Importance of spin-triplet excited-state character in the reverse intersystem crossing process of spiro-based TADF emitters

Abstract

The reverse intersystem crossing (RISC) process is vital to improving exciton utilization and suppressing efficiency roll-off in thermally activated delayed fluorescence (TADF) materials. However, direct exciton transfer from the lowest triplet state (T₁) to the lowest excited singlet state (S₁) is not highly efficient when both states have the same charge transfer (CT) nature. Intervention of the local excitation character in T₁ states (³LE) might be expected to enhance spin-flipping. In this work, the importance of the excited-state character of T₁ in the RISC process is demonstrated on the basis of the theoretical analysis of a series of donor–acceptor (D–A) type spiro-based TADF molecules. Five types of spin-triplet states featuring LE_A, CT + LE_A, CT, CT + LE_D, and LE_D are achieved through fine tuning the D–A interactions.
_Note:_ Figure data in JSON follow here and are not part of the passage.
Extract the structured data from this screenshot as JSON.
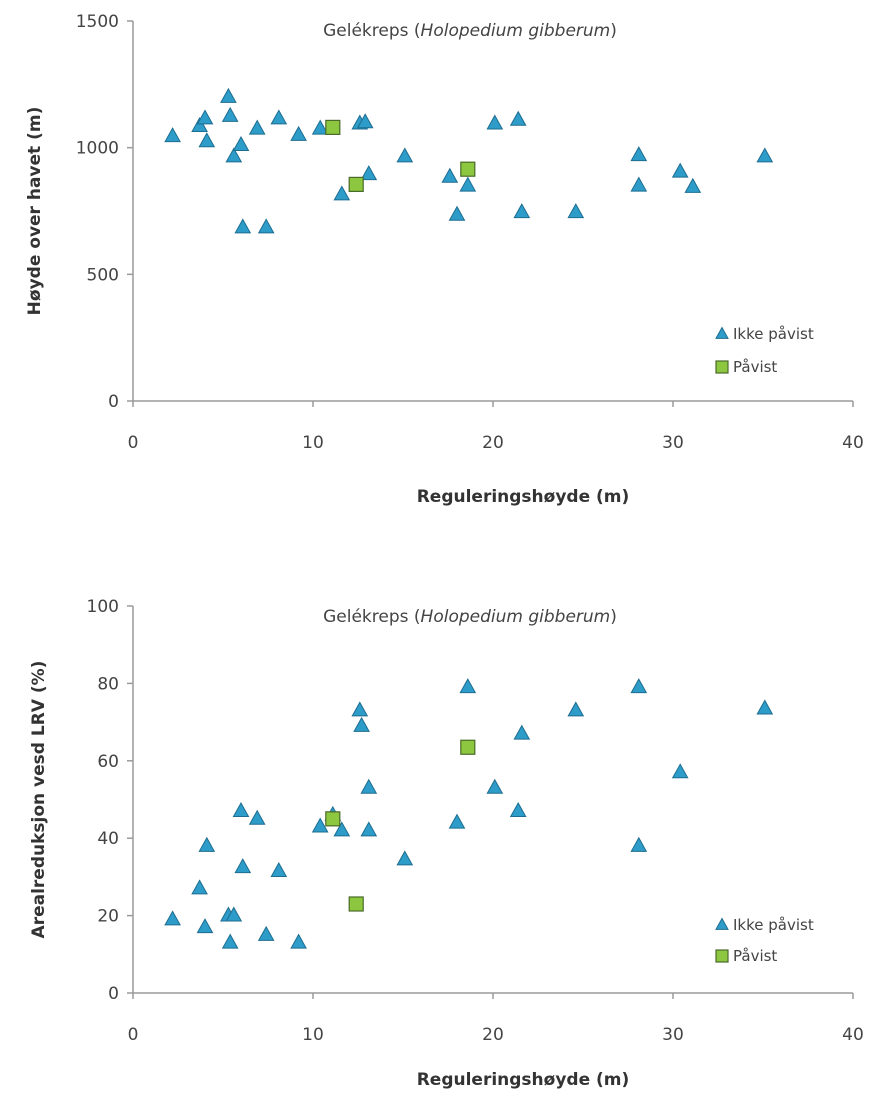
{
  "chart_data": [
    {
      "type": "scatter",
      "title_main": "Gelékreps (",
      "title_italic": "Holopedium gibberum",
      "title_end": ")",
      "xlabel": "Reguleringshøyde (m)",
      "ylabel": "Høyde over havet (m)",
      "xlim": [
        0,
        40
      ],
      "ylim": [
        0,
        1500
      ],
      "xticks": [
        "0",
        "10",
        "20",
        "30",
        "40"
      ],
      "yticks": [
        "0",
        "500",
        "1000",
        "1500"
      ],
      "legend_position": "bottom-right",
      "series": [
        {
          "name": "Ikke påvist",
          "marker": "triangle",
          "color": "#2E9CC8",
          "points": [
            [
              2.2,
              1045
            ],
            [
              3.7,
              1085
            ],
            [
              4.0,
              1115
            ],
            [
              4.1,
              1025
            ],
            [
              5.3,
              1200
            ],
            [
              5.4,
              1125
            ],
            [
              5.6,
              965
            ],
            [
              6.0,
              1010
            ],
            [
              6.1,
              685
            ],
            [
              6.9,
              1075
            ],
            [
              7.4,
              685
            ],
            [
              8.1,
              1115
            ],
            [
              9.2,
              1050
            ],
            [
              10.4,
              1075
            ],
            [
              11.6,
              815
            ],
            [
              12.6,
              1095
            ],
            [
              12.9,
              1100
            ],
            [
              13.1,
              895
            ],
            [
              15.1,
              965
            ],
            [
              17.6,
              885
            ],
            [
              18.0,
              735
            ],
            [
              18.6,
              850
            ],
            [
              20.1,
              1095
            ],
            [
              21.4,
              1110
            ],
            [
              21.6,
              745
            ],
            [
              24.6,
              745
            ],
            [
              28.1,
              970
            ],
            [
              28.1,
              850
            ],
            [
              30.4,
              905
            ],
            [
              31.1,
              845
            ],
            [
              35.1,
              965
            ]
          ]
        },
        {
          "name": "Påvist",
          "marker": "square",
          "color": "#8DC63F",
          "points": [
            [
              11.1,
              1080
            ],
            [
              12.4,
              855
            ],
            [
              18.6,
              915
            ]
          ]
        }
      ]
    },
    {
      "type": "scatter",
      "title_main": "Gelékreps (",
      "title_italic": "Holopedium gibberum",
      "title_end": ")",
      "xlabel": "Reguleringshøyde (m)",
      "ylabel": "Arealreduksjon vesd LRV (%)",
      "xlim": [
        0,
        40
      ],
      "ylim": [
        0,
        100
      ],
      "xticks": [
        "0",
        "10",
        "20",
        "30",
        "40"
      ],
      "yticks": [
        "0",
        "20",
        "40",
        "60",
        "80",
        "100"
      ],
      "legend_position": "bottom-right",
      "series": [
        {
          "name": "Ikke påvist",
          "marker": "triangle",
          "color": "#2E9CC8",
          "points": [
            [
              2.2,
              19
            ],
            [
              3.7,
              27
            ],
            [
              4.0,
              17
            ],
            [
              4.1,
              38
            ],
            [
              5.3,
              20
            ],
            [
              5.4,
              13
            ],
            [
              5.6,
              20
            ],
            [
              6.0,
              47
            ],
            [
              6.1,
              32.5
            ],
            [
              6.9,
              45
            ],
            [
              7.4,
              15
            ],
            [
              8.1,
              31.5
            ],
            [
              9.2,
              13
            ],
            [
              10.4,
              43
            ],
            [
              11.1,
              46
            ],
            [
              11.6,
              42
            ],
            [
              12.6,
              73
            ],
            [
              12.7,
              69
            ],
            [
              13.1,
              53
            ],
            [
              13.1,
              42
            ],
            [
              15.1,
              34.5
            ],
            [
              18.0,
              44
            ],
            [
              18.6,
              79
            ],
            [
              20.1,
              53
            ],
            [
              21.4,
              47
            ],
            [
              21.6,
              67
            ],
            [
              24.6,
              73
            ],
            [
              28.1,
              79
            ],
            [
              28.1,
              38
            ],
            [
              30.4,
              57
            ],
            [
              35.1,
              73.5
            ]
          ]
        },
        {
          "name": "Påvist",
          "marker": "square",
          "color": "#8DC63F",
          "points": [
            [
              11.1,
              45
            ],
            [
              12.4,
              23
            ],
            [
              18.6,
              63.5
            ]
          ]
        }
      ]
    }
  ]
}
The calculated results indicate that the triplet excited state features have significant effects on the spin–orbit coupling (SOC) constant and reorganization energy of the RISC process (λ), thus determining the RISC rate (k_RISC). In particular, λ involved in the RISC is also important for k_RISC, which is usually undervalued and not paid enough attention as the singlet–triplet energy gap. This work provides an in-depth understanding of the effect of the triplet excited-state character on the RISC process and establishes the structure–property relationship of spiro-based TADF molecules.